Ben küçüklüğümden beri hiç çay içmeyen biriyim Haliyle kahveyi zaten seven ve içen biri olarak bir iş imkanı önüme gelince onu değerlendirerek bu sektörün içine girmiş oldum. Sonrası da malum, basamak basamak çıkarak çıtayı yükselten 23 yıllık bir kariyer…  Kahveye dair herhalde ilk hatırlayabildiğim anılar bayramlarda dedemlerin evinde, yeşil nane likörü ile yapılan Türk Kahvesi servisleri… Her ne kadar teorik olarak eşlikçi bakımından hatalı olsa da, sunumun zarafeti ve gelenekselliği hatıralarımda canlandı.
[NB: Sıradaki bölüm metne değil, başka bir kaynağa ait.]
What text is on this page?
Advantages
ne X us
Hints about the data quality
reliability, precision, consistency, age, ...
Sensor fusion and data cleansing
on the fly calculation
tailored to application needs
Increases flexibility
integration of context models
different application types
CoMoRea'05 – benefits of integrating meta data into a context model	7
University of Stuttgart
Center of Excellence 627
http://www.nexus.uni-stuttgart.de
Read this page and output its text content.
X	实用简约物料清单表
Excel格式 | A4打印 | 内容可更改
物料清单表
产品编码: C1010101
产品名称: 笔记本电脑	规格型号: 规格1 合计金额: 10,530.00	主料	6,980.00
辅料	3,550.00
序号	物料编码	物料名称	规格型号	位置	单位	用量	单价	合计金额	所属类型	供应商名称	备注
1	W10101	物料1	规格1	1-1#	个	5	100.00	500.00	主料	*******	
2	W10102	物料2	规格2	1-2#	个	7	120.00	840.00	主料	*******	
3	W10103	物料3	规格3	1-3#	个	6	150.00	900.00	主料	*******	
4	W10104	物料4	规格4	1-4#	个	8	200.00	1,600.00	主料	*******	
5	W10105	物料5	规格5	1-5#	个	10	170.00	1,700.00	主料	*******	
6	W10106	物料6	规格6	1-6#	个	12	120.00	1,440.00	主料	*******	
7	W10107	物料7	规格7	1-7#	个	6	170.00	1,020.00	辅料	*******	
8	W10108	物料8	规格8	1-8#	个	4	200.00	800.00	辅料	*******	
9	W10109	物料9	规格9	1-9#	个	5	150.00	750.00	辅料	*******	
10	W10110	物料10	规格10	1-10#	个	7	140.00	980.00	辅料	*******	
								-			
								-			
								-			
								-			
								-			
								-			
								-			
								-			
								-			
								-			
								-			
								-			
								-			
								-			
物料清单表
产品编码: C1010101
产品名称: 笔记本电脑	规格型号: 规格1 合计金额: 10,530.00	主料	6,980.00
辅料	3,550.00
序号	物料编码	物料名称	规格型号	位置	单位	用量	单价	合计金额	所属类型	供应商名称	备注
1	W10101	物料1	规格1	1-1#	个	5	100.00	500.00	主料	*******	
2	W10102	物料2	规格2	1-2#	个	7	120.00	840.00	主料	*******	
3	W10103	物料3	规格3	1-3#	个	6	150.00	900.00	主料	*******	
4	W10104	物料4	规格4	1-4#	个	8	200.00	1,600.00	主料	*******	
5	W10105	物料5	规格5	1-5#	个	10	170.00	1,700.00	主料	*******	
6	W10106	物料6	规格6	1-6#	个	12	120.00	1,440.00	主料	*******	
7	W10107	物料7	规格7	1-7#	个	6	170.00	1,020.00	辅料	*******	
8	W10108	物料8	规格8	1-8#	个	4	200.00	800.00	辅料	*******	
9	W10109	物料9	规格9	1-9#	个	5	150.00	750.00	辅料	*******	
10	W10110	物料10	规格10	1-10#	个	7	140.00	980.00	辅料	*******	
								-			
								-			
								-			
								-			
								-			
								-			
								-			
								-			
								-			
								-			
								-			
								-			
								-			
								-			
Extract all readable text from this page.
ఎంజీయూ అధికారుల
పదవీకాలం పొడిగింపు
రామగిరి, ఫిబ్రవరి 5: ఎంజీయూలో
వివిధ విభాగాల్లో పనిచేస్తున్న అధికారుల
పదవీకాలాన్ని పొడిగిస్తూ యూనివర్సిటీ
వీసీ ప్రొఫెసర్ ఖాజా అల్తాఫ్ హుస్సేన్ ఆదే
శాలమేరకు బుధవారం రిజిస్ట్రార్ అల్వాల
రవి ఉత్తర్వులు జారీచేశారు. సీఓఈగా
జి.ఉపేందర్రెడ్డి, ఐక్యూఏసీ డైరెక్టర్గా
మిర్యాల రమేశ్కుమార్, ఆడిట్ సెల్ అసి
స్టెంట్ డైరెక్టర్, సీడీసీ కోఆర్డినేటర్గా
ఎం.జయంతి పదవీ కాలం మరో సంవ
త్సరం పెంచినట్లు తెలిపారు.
Türkiye kahve yetiştirilen coğrafyalar arasında değil ancak kendi pişirme yöntemleriyle Türk Kahvesi anlayışını dünyaya kazandırmış bir millet. Biraz da Türklerin kahveyle tanışmasından bahsetmeye ne dersiniz? Sizce Türkler kahveyi neden bu kadar sevmiş?
Hikâye aslında Yemen’de başlıyor. Öncesinde Etiyopya’da keşfedilen kahve içilmiyor, baharat olarak kullanılıyor. Yemen’de Şeyh Şazeli ile içilmeye başlanılan kahve 1517 Yemen’in fethi ile Osmanlı topraklarına girmiş oluyor. Sonrasında Saray’a geçiş ve 1554 yılında dünyanın ilk kahvehanesinin İstanbul Eminönü’nde, şimdiki Beta Yeni Han’ın olduğu lokasyonda açılması ve dünyaya yayılışı… Bu dönem kahvehaneler artıyor ve sosyal hayat içinde ciddi bir katalizör görevi görüyorlar. Sonra geleneklerin içine dahil oluyor, yanında kültürünü oluşturması ile bizim kahve kültürümüzün de Unesco tarafından Somut Olmayan Kültürel Miras Listesi’ne alınması ile taçlanıyor. Sohbetin bahanesi oluyor kahve ve o dönem itibariyle bakıldığında helal bir içecek olması gelenekselleşmesinde etkili oluyor. 

Kahve İtalyanlar için de bir o kadar önemli ama onlar kahveye daha çok yakıt muamelesi yapıyor, örneğin işe giderken bir Espresso Bar’a uğrayıp ayaküstü bir espresso içiyorlar. Bizse kahve içmeyi bir ritüel haline getiren bir milletiz. Siz kendinizi hangisine daha yakın hissediyorsunuz?
Bizler için sohbetin bahanesi tabii ki; bu da haliyle kültürünü, eşlikçisini, muhabbetini, sosyalleşmeyi sağlıyor. Bu bence çok değerli ama kendi adıma ben kahvenin tadını ve lezzetini seviyorum. Herhalde bu açıdan bakınca İtalyan tarzı benim yaşam şeklime daha uyuyor gibi.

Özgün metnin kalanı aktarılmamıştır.